実際に、香川をはじめとする四国四県のほか、日本全国に、「木村式」といわれる、無農薬無肥料の自然栽培農法が広がりをみせています。
肥料や農薬を使わない自然栽培では、収穫量が減ると考えられがちですが、収穫量を減らさない工夫も重ねられています。
2014年5月25日、26日、日本アンチエイジングフード協会企画「フードアカデミー」
木村秋則さん講演より
そうした、環境・土壌保全型の農業で栽培される作物は、食べた際に身体に入る汚染物質が少ないというだけではなく、農業や生活そのもののサステナビリティー(永続可能性)につながるものです。

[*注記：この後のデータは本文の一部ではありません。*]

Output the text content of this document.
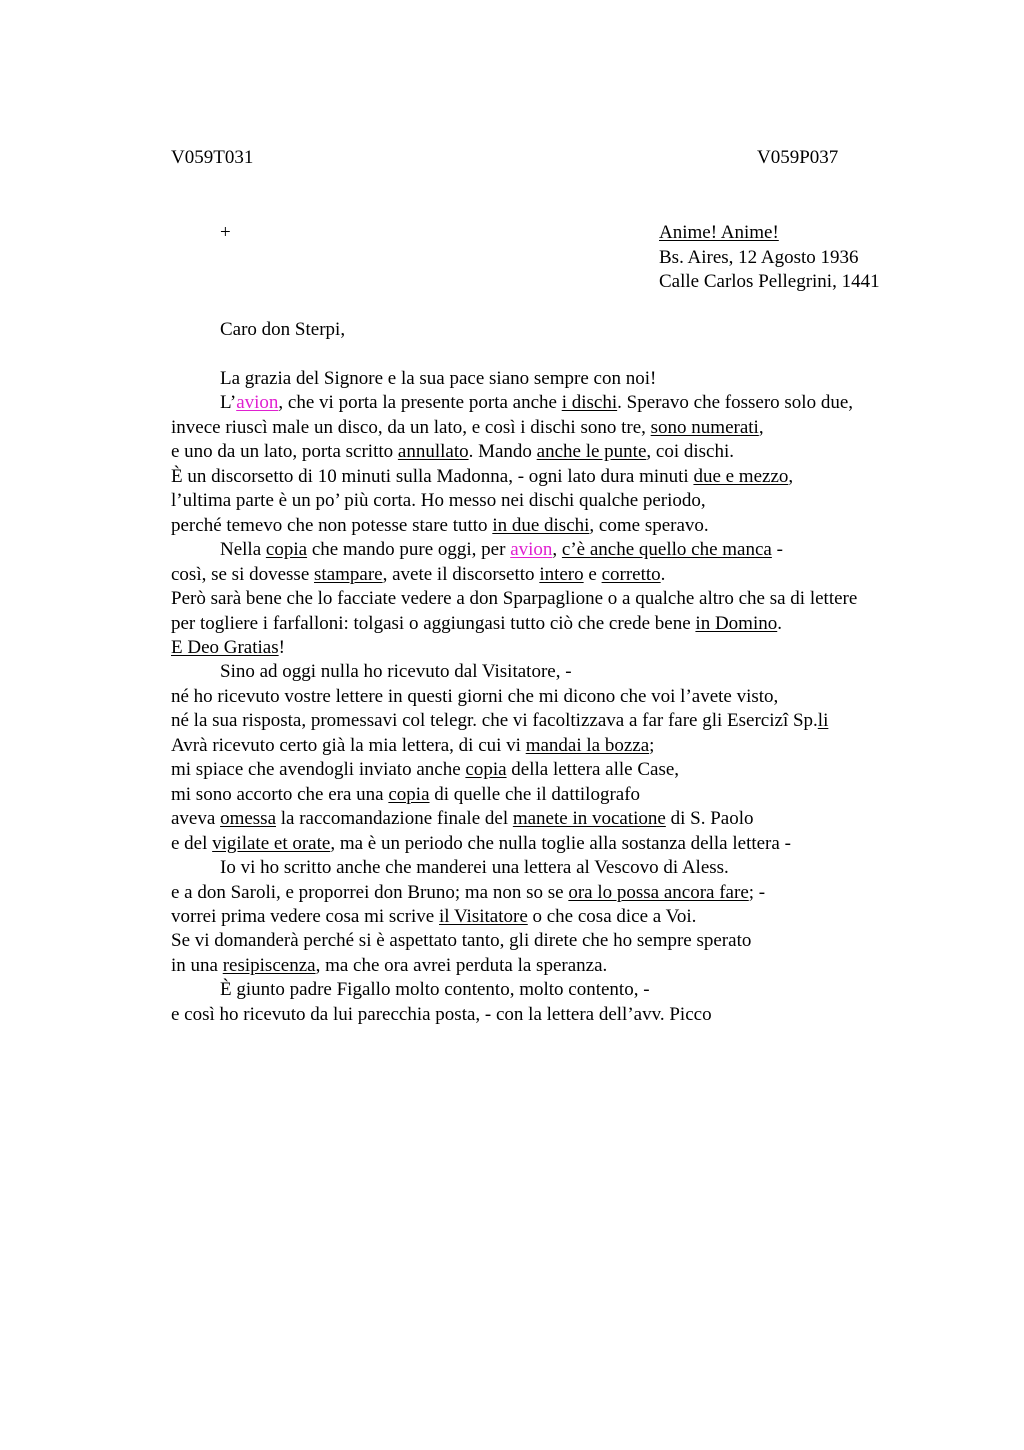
V059T031	V059P037
+	Anime! Anime!
Bs. Aires, 12 Agosto 1936
Calle Carlos Pellegrini, 1441
Caro don Sterpi,
La grazia del Signore e la sua pace siano sempre con noi!
L’avion, che vi porta la presente porta anche i dischi. Speravo che fossero solo due,
invece riuscì male un disco, da un lato, e così i dischi sono tre, sono numerati,
e uno da un lato, porta scritto annullato. Mando anche le punte, coi dischi.
È un discorsetto di 10 minuti sulla Madonna, - ogni lato dura minuti due e mezzo,
l’ultima parte è un po’ più corta. Ho messo nei dischi qualche periodo,
perché temevo che non potesse stare tutto in due dischi, come speravo.
Nella copia che mando pure oggi, per avion, c’è anche quello che manca -
così, se si dovesse stampare, avete il discorsetto intero e corretto.
Però sarà bene che lo facciate vedere a don Sparpaglione o a qualche altro che sa di lettere
per togliere i farfalloni: tolgasi o aggiungasi tutto ciò che crede bene in Domino.
E Deo Gratias!
Sino ad oggi nulla ho ricevuto dal Visitatore, -
né ho ricevuto vostre lettere in questi giorni che mi dicono che voi l’avete visto,
né la sua risposta, promessavi col telegr. che vi facoltizzava a far fare gli Esercizî Sp.li
Avrà ricevuto certo già la mia lettera, di cui vi mandai la bozza;
mi spiace che avendogli inviato anche copia della lettera alle Case,
mi sono accorto che era una copia di quelle che il dattilografo
aveva omessa la raccomandazione finale del manete in vocatione di S. Paolo
e del vigilate et orate, ma è un periodo che nulla toglie alla sostanza della lettera -
Io vi ho scritto anche che manderei una lettera al Vescovo di Aless.
e a don Saroli, e proporrei don Bruno; ma non so se ora lo possa ancora fare; -
vorrei prima vedere cosa mi scrive il Visitatore o che cosa dice a Voi.
Se vi domanderà perché si è aspettato tanto, gli direte che ho sempre sperato
in una resipiscenza, ma che ora avrei perduta la speranza.
È giunto padre Figallo molto contento, molto contento, -
e così ho ricevuto da lui parecchia posta, - con la lettera dell’avv. Picco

一般的に、そうした環境保全型農法で作られる農作物は、高価になりがちです。それでも、それは将来的な自分自身と土壌の健康への投資と考えることもできるのではないでしょうか。
何を食べると健康によいかという知識とともに、何を食べると健康を害するかという知識も大切です。それと同様に、どういったライフスタイルが地球環境を守り、逆に環境を損なうのか、意識して生活することで、将来的にも健康的な食材が作られる農環境を守ることができると、考えます。
日本アンチエイジングフード協会が考える、持続可能社会のために目指したい好循環
健康的な食材を作る農環境を守り・残すために、私たちが毎日口にするものやライフスタイルをいかに選び取るかが、カギになってきます。持続可能な社会のための食と生活のスタイルは、私たちに心地よさ、癒しをもたらしてくれるものでもあります。
健康が経営資源に
「健康経営(ヘルスマネジメント)」の視点
健康なうちは、元気で働けるのが当たり前と思いがちですが、仕事ができなくなる不調や病気に見舞われることもあります。それは、本人にとって辛い状況というだけでなく、その人が所属する会社などの組織にとっても損失。その考え方を一歩押し進め、健康を経営資源と明確に捉える視点も生まれています。その背景には、メタボ健診で肥満を指摘される人、生活習慣病を抱える人、メンタルヘルスを損なう人が数多く、そのことが会社の生産性を押し下げ、企業の健康保険システムを圧迫する要因になっているという状況があります。
健康の経営資源化については、最近話題となった実例の一つとして、日本政策投資銀行が、「DBJ健康経営(ヘルスマネジメント)格付け」を導入したことがあげられるでしょう。社員の健康を高める経営が行われていると格付けを受けると、金利優遇が受けられるこの制度は、健康の価値が経営資源として位置づけられたことを明確に示しています。
こうした流れの中、アンチエイジングフードマイスターの持つ健康的な食についての知識は、健康経営をバックアップするためにも活用されうるものだと考えています。